Kubernetes

The Stackable Data Platform runs on Kubernetes, a Kubernetes cluster is a prerequisite to running the platform. On this page you will find information on the supported Kubernetes distributions for production as well as how to set up a local test installation to try out parts of the platform right away.

Supported production distributions

The Stackable Data Platform requires a Kubernetes cluster to be present, where you can install things into. How to set up Kubernetes as well as a cluster depends on the distribution you chose.

The following distributions are supported for a production setup of the Stackable Data Platform:

In case a Kubernetes provider needs some special tuning or we have some tips for it, it has a subpage below this page.

In this version of the SDP, the following Kubernetes versions are supported:

  • 1.28

  • 1.27

  • 1.26

Consult the release notes to find out which specific versions are supported for the Stackable Data Platform you are using.

Installing a testinging/development Kubernetes instance locally

Stackable’s control plane is built around Kubernetes, and we’ll give some brief examples of how to install Kubernetes on your machine.

Installing kubectl

Stackable operators and their services are managed by applying manifest files to the Kubernetes cluster. For this purpose, you need to have the kubectl tool installed. Follow the instructions here for your platform.

Installing Kubernetes using Kind

Kind offers a very quick and easy way to bootstrap your Kubernetes infrastructure in Docker. The big advantage of this is that you can simply remove the Docker containers when you’re finished and clean up easily, making it great for testing and development.

If you don’t already have Docker then visit Docker Website to find out how to install Docker. Kind is a single executable that performs the tasks of installing and configuring Kubernetes for you within Docker containers. The Kind Website has instructions for installing Kind on your system.

Once you have both of these installed then you can build a Kubernetes cluster in Docker. We’re going to create a simple, single node cluster to test out Stackable, with the one node hosting both the Kubernetes control plane and the Stackable services.
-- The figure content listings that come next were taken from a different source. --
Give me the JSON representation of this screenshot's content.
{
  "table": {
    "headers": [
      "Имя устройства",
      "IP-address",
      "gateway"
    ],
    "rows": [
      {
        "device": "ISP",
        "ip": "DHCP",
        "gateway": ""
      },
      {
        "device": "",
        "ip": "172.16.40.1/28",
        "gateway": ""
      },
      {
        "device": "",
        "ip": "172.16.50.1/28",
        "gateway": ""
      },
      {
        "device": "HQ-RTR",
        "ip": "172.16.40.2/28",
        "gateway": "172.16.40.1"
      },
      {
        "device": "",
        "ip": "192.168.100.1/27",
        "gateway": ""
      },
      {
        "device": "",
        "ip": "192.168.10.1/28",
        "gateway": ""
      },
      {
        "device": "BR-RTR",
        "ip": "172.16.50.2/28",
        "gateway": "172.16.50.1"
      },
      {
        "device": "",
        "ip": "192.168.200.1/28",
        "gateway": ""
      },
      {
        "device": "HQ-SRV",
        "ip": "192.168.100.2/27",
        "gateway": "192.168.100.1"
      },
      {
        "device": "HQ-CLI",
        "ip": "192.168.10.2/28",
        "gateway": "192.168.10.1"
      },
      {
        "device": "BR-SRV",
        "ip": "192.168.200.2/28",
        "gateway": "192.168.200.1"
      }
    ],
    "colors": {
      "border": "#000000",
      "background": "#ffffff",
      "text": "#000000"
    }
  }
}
kind create cluster --name quickstart

Installing Kubernetes using K3s

K3s provides a quick way of installing Kubernetes. On your control node run the following command to install K3s:

curl -sfL https://get.k3s.io | sh -s - --write-kubeconfig-mode 644

So long as you have an Internet connection K3s will download and automatically configure a simple Kubernetes environment.

Create a symlink to the Kubernetes configuration from your home directory to allow tools like Helm to find the correct configuration.

mkdir ~/.kube
ln -s /etc/rancher/k3s/k3s.yaml ~/.kube/config

Testing your Kubernetes installation

To check if everything worked as expected you can use kubectl cluster-info to retrieve the cluster information. The output should look similar to:

Kubernetes control plane is running at https://127.0.0.1:6443
CoreDNS is running at https://127.0.0.1:6443/api/v1/namespaces/kube-system/services/kube-dns:dns/proxy

If you set up your cluster using K3s you will additionally see the metrics server:

Kubernetes control plane is running at https://127.0.0.1:6443
CoreDNS is running at https://127.0.0.1:6443/api/v1/namespaces/kube-system/services/kube-dns:dns/proxy
Metrics-server is running at https://127.0.0.1:6443/api/v1/namespaces/kube-system/services/https:metrics-server:https/proxy

Requirements

To install and use Stackable operators, you Kubernetes cluster needs to meet a few requirements. Also, you as the person installing the operators need some permissions to be able to install them.

RBAC

The operators need a lot of very "heavy" permissions. They need to be able to create ClusterRoles and also the bindings for them, which means that they are very powerful.

What exactly is need?

As a user installing the operators, you will need get, list and create permissions for CustomResourceDefinitions, ClusterRoles, ClusterRoleBindings, StorageClasses and CSIDrivers. Also for the Stackable custom resource SecretClass.

Why exactly?

Every operator comes with a custom resource that it manages, and the custom resource definition needs to be applied. Then, every operator gets its own ClusterRole that then needs to be bound to the operator Pods. A StorageClass is created by the secret and listener operator. Both use StorageClasses as a way to bind Pods and mount information.

Then, the operators themselves need extensive permissions.

Network policies

securityContext requirements

What does that mean? Why?

runAsuser, runAsGroup

TODO

root paths must be rw

readOnlyRootFilesystem

  • we might be able to fix this in some instances

  • sometimes the software is shitty and its hard to fix

storageclass and CSI driver reqs.

The secret operator is basically a fake CSI driver that you can request drives from, with certain labels. It has its own storageclass.

This mechanism is used to mount secrets into Pods, across namespaces. The secret operator can also dynamically update secrets, which is useful for example to renew certificates.

The secret operator is a core part of the Stackable Data Platform, and the Platform does not function without it.